The mere fact Alex was mocked by friends and family in civil society for questioning why the Federal Banking act isn’t illegal is appalling. God forbid anyone thinks for themselves these days. These are the kinds of questions everyone should be asking. It’s not a conspiracy to consider that this is intentionally programmed into the failed system, dictated by corrupt authoritarians. Ray Dalio was right when he wrote that profound blog post on LinkedIn, “The World Has Gone ad, And The System Is Broken.”

It was questions like this that Ron Paul was criticized for asking during both of is Presidential campaigns. The hard truth is, nobody asks these questions because they’re either ignorant of the problems, or they wanna keep their cushy, or sticky waged jobs as they count their fiat before bed. Can you blame them though? As much as it kills me to ask that question, it’s also a hard truth that not just bitcoiners, but anyone who’s knowledgeable of how this crippling financial system dominates the world is what inconceivably keeps it rotating on its fragile axis. At any moment that axis will snap and have us hurtling straight into that black hole sun of our desolate future that (quite literally) will bleed us into bankruptcy. As Ron Paul states many times over, this is not what the founding fathers wanted. This is not the American Dream.  

Yes, it’s the fractional reserve central banking system that enables this country to fund decades-long wars.

Interventionism for imperialistic wet dreams (nightmares rather), as well as economic interventionism, is anti-American. Therefore, being anti-bitcoin is anti-American, and so is war. Land of the free? Home of the brave? How is any of that possible when government has total control of the fruits of your labor? Where your money goes, who you’re allowed to send money to and when. Satoshi Nakamoto’s goal was to cure the economic cancer that is the Central Banking system: a permission-less, P2P cash system. For once, voluntary participants of the network are now able to seize full financial sovereignty by running a full node. These new-born sovereign individuals are validating that every transaction is true, not counterfeit, and that you are the sole owner of this bearer asset that is digital gold. 

This, bitcoin, is the very first time in the world that we as individuals actually own something. As Marty brings up at 28:40 

“what do you really own at the end of they day?”

“How we move our money is how we express our desires.”

If this is taken away from us, then we have no say in what we believe in.

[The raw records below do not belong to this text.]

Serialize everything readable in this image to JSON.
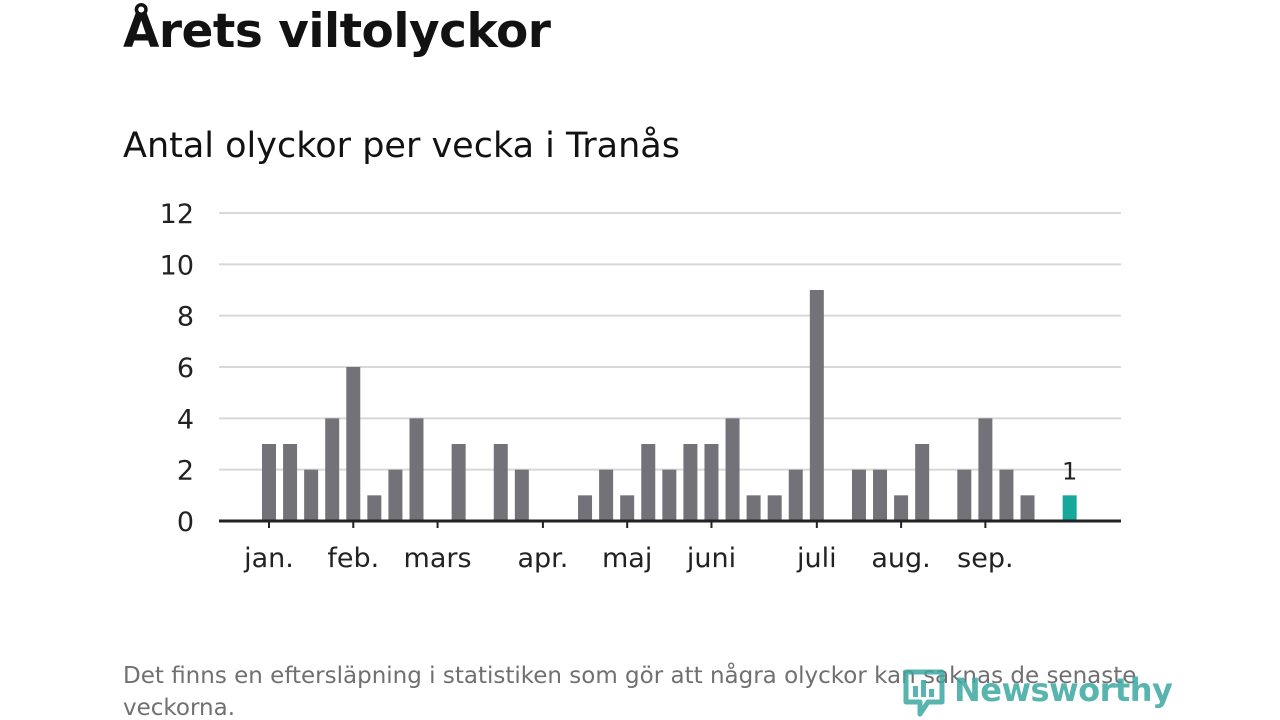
{
  "header": {
    "title": "Årets viltolyckor",
    "subtitle": "Antal olyckor per vecka i Tranås"
  },
  "footer": {
    "note": "Det finns en eftersläpning i statistiken som gör att några olyckor kan saknas de senaste veckorna.",
    "brand": "Newsworthy"
  },
  "colors": {
    "bar": "#737278",
    "highlight": "#16a99b",
    "grid": "#d8d8d8",
    "axis": "#222222",
    "text": "#222222",
    "brand": "#3aa8a0"
  },
  "chart_data": {
    "type": "bar",
    "title": "Antal olyckor per vecka i Tranås",
    "xlabel": "",
    "ylabel": "",
    "ylim": [
      0,
      12
    ],
    "yticks": [
      0,
      2,
      4,
      6,
      8,
      10,
      12
    ],
    "grid": true,
    "weeks": [
      1,
      2,
      3,
      4,
      5,
      6,
      7,
      8,
      9,
      10,
      11,
      12,
      13,
      14,
      15,
      16,
      17,
      18,
      19,
      20,
      21,
      22,
      23,
      24,
      25,
      26,
      27,
      28,
      29,
      30,
      31,
      32,
      33,
      34,
      35,
      36,
      37,
      38,
      39,
      40
    ],
    "values": [
      3,
      3,
      2,
      4,
      6,
      1,
      2,
      4,
      0,
      3,
      0,
      3,
      2,
      0,
      0,
      1,
      2,
      1,
      3,
      2,
      3,
      3,
      4,
      1,
      1,
      2,
      9,
      0,
      2,
      2,
      1,
      3,
      0,
      2,
      4,
      2,
      1,
      0,
      1,
      null
    ],
    "highlight_index": 38,
    "highlight_label": "1",
    "month_labels": [
      {
        "label": "jan.",
        "week": 1
      },
      {
        "label": "feb.",
        "week": 5
      },
      {
        "label": "mars",
        "week": 9
      },
      {
        "label": "apr.",
        "week": 14
      },
      {
        "label": "maj",
        "week": 18
      },
      {
        "label": "juni",
        "week": 22
      },
      {
        "label": "juli",
        "week": 27
      },
      {
        "label": "aug.",
        "week": 31
      },
      {
        "label": "sep.",
        "week": 35
      }
    ]
  }
}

We can’t boycott a military industrial complex. We are slaves.

Like bitcoin, River Financial is competing with the Central Bank by offering a robust, secure service built on sound policy of human incentive (if being self-hosted in a volt worth a couple grand isn’t enough for you, tough). Having Executive Act 6102 framed on the wall in the River Financial office should be a tradition and custom in every financial institution in America, to remind them that governments can seize the wealth of individuals in an economy that lacks a truly free money. It’s a reminder of what this country was founded on, and how important property right are to individual liberty. The hope and will for new, earned opportunities. To lavish in the fruits of your hard, well-deserved labor. To invest in yourself so that you can nurture the skills necessary for maximal success, and minimal force. Bitcoin is the juiciest fruit of my labor, and River Financial is ready to garden and ripe for the pickings.